A public library with no books? Librarians who look like Apple Store employees? Glistening iMacs and iPads awaiting patrons on sleek desks, with even more tablets ready to be checked out by anyone with a library card? If this is the library of the future, the future is already here. This is BiblioTech in Bexar County, San Antonio Texas, the country’s first and only bookless public library. The design makes sense in today’s shaky economic times and with the ever-present possibility of libraries having to shut down: BiblioTech buys its 10,000-title digital collection at the same cost as physical books, but millions were saved in architectural expenses because the library didn’t need to be structured to hold the weight of printed books and bookshelves.
Plans are underway for bookless libraries in other parts of the country. And with the continued popularity of e-books, tablets and dedicated e-readers, it seems that bookshelves in homes and apartments filled with printed books will become less and less common. Many who love to read when they travel have marveled at being able to “carry” scores of books on their iPads and Kindles to be read on the airplane and by the pool. And what about the ability to instantly purchase a book in seconds without stepping outside your home? That can be compellingly convenient in this time of instant gratification. No, you don’t need to trek anymore to your local record store to buy music and you don’t need to do that with books either.

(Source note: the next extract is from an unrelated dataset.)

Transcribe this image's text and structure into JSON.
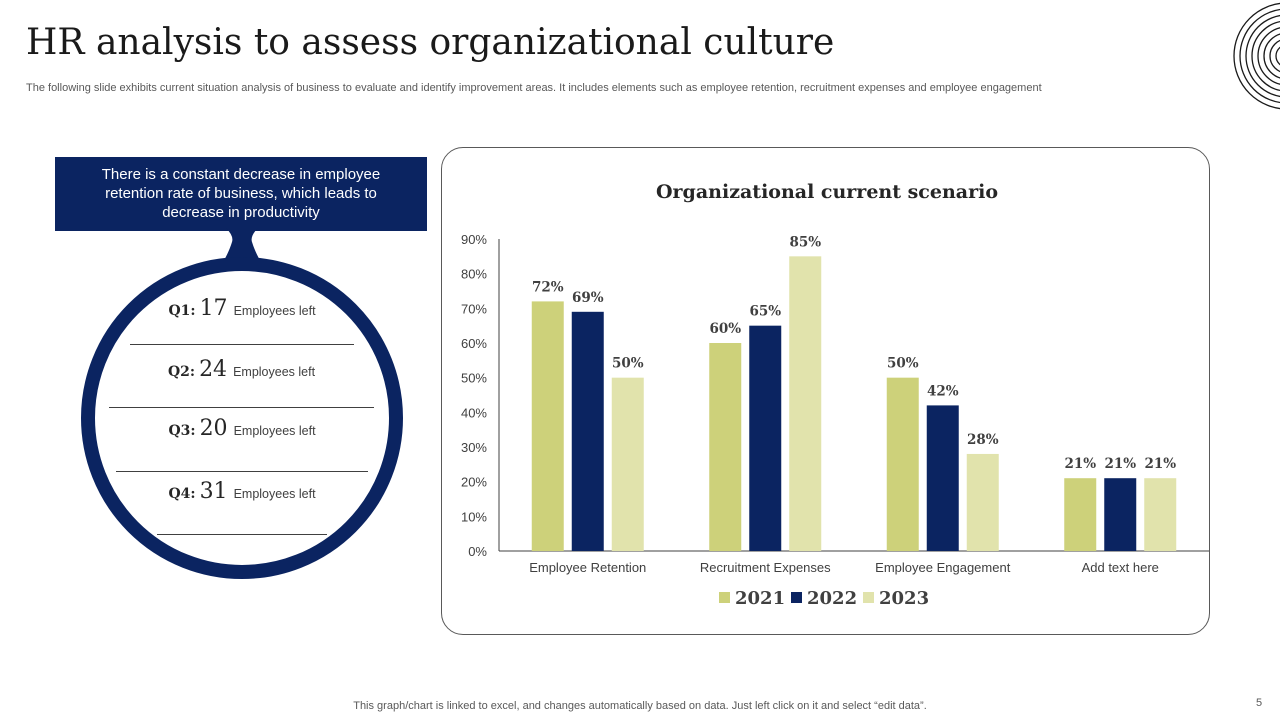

But while we hear about the demise of brick-and-mortar bookstores and witness this happening in our own communities due to e-books and online sales, many still find it imperative (and fun!) to browse through a bookstore. And there’s also the curious phenomenon of new bookstores continuing to open despite the gloom and doom. In the San Francisco Bay Area where I live, just last year Diesel Books opened a new branch in Marin County and a new independent bookstore called Village House of Books debuted in Los Gatos. Many established independent bookstores (BooksInc., Book Passage, etc.) here are also still going strong. In the town that I call home, we have no fewer than five independent bookstores serving a population of about 15,000.
So what does the future hold? Will books and bookstores disappear like vinyl, cassettes, CDs and record stores? I’m not sure. I’d like to hope that print books and e-books, and online bookstores and neighborhood bookshops can co-exist in some way. Just the other day I was reading a novel on my iPad that I’m planning to teach in an upcoming course. But I also bought the paper copy and switched over to reading that version. I’ll probably mark it up with handwritten notes, which is easier to accomplish on the paper book. But another thing I found that I especially enjoyed was placing a bookmark in the book and monitoring my progress of how close I was to finishing. Somehow eyeballing that physical bookmark was much more satisfying than reading “43%, 161 out of 371 pages” at the bottom of the Kindle page.
Do you think that a bookless world is in our future?